The researchers found that some of the most common proposals from gun control advocates — buy-back programs similar to Australia’s, defining and banning assault weapons, targeting silencers and limiting magazine sizes — none of them were actual solutions. She discovered that the U.S. and Australia are incomparable on this issue; that any gun hobbyist could turn a semi-automatic weapon into an automatic; that firearms with silencers were still incredibly loud; and that a “practiced shooter” could change magazines of any size so quickly that it would make the limiting their capacities “meaningless.”
Libresco noted that the overwhelming majority of gun deaths in the U.S. were not mass shooting related: “Two-thirds of gun deaths in the United States every year are suicides. Almost no proposed restriction would make it meaningfully harder for people with guns on hand to use them . ... The next-largest set of gun deaths — 1 in 5 — were young men aged 15 to 34, killed in homicides ... And the last notable group of similar deaths was the 1,700 women murdered per year, usually as the result of domestic violence.
“Far more people were killed in these ways than in mass-shooting incidents, but few of the popularly floated policies were tailored to serve them,” Libresco concluded. While she still considers herself anti-gun, Libresco admitted, “I can’t endorse policies whose only selling point is that gun owners hate them.”
As the details continue to emerge on the Texas massacre, we have learned that shooter had been denied a gun license but may or may not have been able to purchase firearms through a loophole. If so, that oversight or mistake should be addressed and fixed.
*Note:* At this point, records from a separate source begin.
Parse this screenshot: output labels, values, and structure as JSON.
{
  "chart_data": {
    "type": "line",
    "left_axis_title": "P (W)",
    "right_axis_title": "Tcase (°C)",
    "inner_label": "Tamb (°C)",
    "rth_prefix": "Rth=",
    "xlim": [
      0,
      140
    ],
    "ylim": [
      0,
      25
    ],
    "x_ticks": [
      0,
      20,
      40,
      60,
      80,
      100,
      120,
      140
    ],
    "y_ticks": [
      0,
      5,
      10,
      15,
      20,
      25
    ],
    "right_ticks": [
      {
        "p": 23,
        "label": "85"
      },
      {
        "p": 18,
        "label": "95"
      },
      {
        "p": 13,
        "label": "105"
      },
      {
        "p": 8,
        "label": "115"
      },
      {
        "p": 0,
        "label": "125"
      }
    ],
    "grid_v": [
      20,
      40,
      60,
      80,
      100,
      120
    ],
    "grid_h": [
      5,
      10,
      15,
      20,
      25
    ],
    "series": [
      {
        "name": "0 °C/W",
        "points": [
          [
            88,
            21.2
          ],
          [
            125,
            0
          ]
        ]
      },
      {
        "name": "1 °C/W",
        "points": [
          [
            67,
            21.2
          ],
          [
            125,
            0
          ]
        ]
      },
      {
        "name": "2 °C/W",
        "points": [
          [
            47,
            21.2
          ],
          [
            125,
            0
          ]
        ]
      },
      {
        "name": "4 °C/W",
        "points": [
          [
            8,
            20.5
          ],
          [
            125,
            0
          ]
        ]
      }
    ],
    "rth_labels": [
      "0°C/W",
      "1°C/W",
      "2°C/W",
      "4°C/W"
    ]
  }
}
But perhaps most importantly, Kelly had a history: the former Air Force member was convicted of domestic abuse in a court martial, raising the possibility he was mentally unstable enough to be unfit to own a gun. How many Texans in Sutherland Springs and throughout the state have weapons more deadly and in greater number than Kelley’s, yet do not commit mass murders? When President Trump responded to the shooting by saying that “mental health is your problem here,” he wasn’t necessarily wrong.
We know Las Vegas shooter Stephen Paddock had a bump stock that made his semi-automatic weapon functionally automatic. Perhaps we should ban those, as even the NRA has been open to, depending on what government agency does the banning. That debate will continue. But perhaps most importantly, we know Paddock had mental issues.
There is no one answer to preventing mass shootings. Yet now and in the future, gun control advocates continue to passionately claim that more restrictions will ultimately stop them. They’re wrong.